Jacek Jarecki: Mane, tekel, fares

Zabawne, że Platforma Obywatelska za wzór wzięła sobie akurat Gazetę Wyborczą. Niby, że jak upadać, to w odpowiednim stylu i towarzystwie. Jakiż to wątpliwy koncept!
 Jacek Jarecki: Mane, tekel, fares
/ Cezary Krysztopa
Zabawne, że Platforma Obywatelska za wzór wzięła sobie akurat Gazetę Wyborczą. Niby, że jak upadać, to w odpowiednim stylu i towarzystwie. Jakiż to wątpliwy koncept!
 
Wszyscy pamiętają nieodległe wszak czasy, gdy organ Adama Michnika był gruby jak beczka. Co słabsi w krzyżu miłośnicy przemyśleń redaktorów z Czerskiej, na wyprawę po codzienną porcję mądrości, podjeżdżali pod kioski specjalnymi wózeczkami, a gorliwi prenumeratorzy zyskiwali opał na zimę, dzięki czemu Wyborcza dwukrotnie zatruwała powietrze w Polsce.
 
Powody tego niewątpliwego sukcesu były dwa, w tym, jak się okazało, jeden ukryty. Pierwszy i kosztowny, to jakość treści pozapolitycznych, których wartość w stosunku do zainwestowanego kapitału spadała wraz z upowszechnieniem dostępu do internetu.
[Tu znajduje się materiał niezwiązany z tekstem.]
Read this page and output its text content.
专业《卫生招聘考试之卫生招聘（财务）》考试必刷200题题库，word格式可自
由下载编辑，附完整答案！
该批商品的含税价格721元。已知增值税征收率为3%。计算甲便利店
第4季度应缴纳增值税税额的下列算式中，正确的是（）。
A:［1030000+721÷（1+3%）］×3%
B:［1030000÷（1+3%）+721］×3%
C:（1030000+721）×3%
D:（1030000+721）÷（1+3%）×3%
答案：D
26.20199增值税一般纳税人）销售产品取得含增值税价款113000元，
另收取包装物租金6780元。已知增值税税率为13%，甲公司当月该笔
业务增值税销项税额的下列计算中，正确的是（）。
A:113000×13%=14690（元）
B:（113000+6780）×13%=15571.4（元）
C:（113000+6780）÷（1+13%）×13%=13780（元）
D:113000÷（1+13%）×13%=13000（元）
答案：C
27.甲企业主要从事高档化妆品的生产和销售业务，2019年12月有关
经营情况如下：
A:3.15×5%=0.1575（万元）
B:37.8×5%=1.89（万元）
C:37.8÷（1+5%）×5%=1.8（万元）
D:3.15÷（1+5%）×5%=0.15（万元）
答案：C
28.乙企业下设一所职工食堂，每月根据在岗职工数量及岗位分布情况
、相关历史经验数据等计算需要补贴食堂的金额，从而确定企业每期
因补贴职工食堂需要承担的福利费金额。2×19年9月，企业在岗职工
To przysłowiowe „mydło i powidło” było sukcesywnie wypierane przez jawną propagandę polityczną, będącą zapłatą za drugie, ukryte źródło sukcesu, którym były zagarniane szuflą pieniądze z reklam, ogłoszeń itp. Biznes się kręcił, aż w końcu uznano, że w zasadzie nie ma różnicy, czy sprzedaje się czterysta, czy sto pięćdziesiąt tysięcy egzemplarzy. Jak się okazuje obecnie, nie była to rozsądna strategia biznesowa, podobnie jak każda, oparta na wierze w niezmienność sytuacji oraz własną omnipotencję w kreowaniu rzeczywistości.
 
Platforma Obywatelska też kiedyś była gruba jak beczka i podobnie jak opisywana powyżej gazeta, czerpała siłę z podobnych źródeł. Pierwszym było wmówienie opinii publicznej, że stanowi zaporę przed radykalizmem, co opisuje sławna gadka o ciepłej wodzie w kranie. Radykałem był każdy, kto przeciwstawiał się światłym rządom Platformy. Aż dziwnie to dzisiaj wspominać, ale tak było jeszcze całkiem niedawno. Im mocniej Prawo i Sprawiedliwość szarpało się w opozycji, tym bardziej rosło poparcie dla Tuska i jego gromadki. I nie była to li tylko zasługa dmących w jedną trąbę mediów, ale przede wszystkim sprytne wykorzystanie powszechnie znanego faktu, że ludzie w swojej masie, po pierwsze łakną spokoju. Tak, co z dzisiejszej perspektywy wydaje się wręcz nieprawdopodobne, Platforma wygrała wybory po Smoleńsku. Nie dzięki programowi, czy jakimś tam względom merytorycznym, ale przez wtłoczenie do mniej politycznych głów lęku przed konfliktem z Rosją.
 
Ukrytym źródłem sukcesu partii rządzącej było powiązanie z wielkim kapitałem, co samej partii oraz jej czołowym działaczom zapewniało nie tylko absolutne bezpieczeństwo, ale podobnie jak w przypadku Gazety, sprawiło, że wiele starań, kamuflaży, także stosowanych wobec własnych członków, uznano za niepotrzebne. Mechanizm działał, beczki puchły z dobrobytu, aż nie nadążano z zakładaniem nowych obręczy i nagle cały sukces diabli wzięli.
To ukryte źródło, podobnie jak w powyżej opisanym przypadku, staje się źródłem głębszej klęski niż zwykła porażka wyborcza.
 
Gazeta wzmożona radykalizmem, nieuchronnie zmierza do formatu znaczka pocztowego, a Platforma Obywatelska, ni z gruszki ni z pietruszki, przekształciła się w najradykalniejszą partię w Polsce, przy której narodowcy z ONR to coś jakby kółko robótek na drutach. Ten zadziwiający wizerunek pasuje do niedawnej partii władzy, niczym przysłowiowej krowie siodło. Jako podpórkę stworzono im KOD uliczny, ale i ten dziwny wynalazek diabli biorą.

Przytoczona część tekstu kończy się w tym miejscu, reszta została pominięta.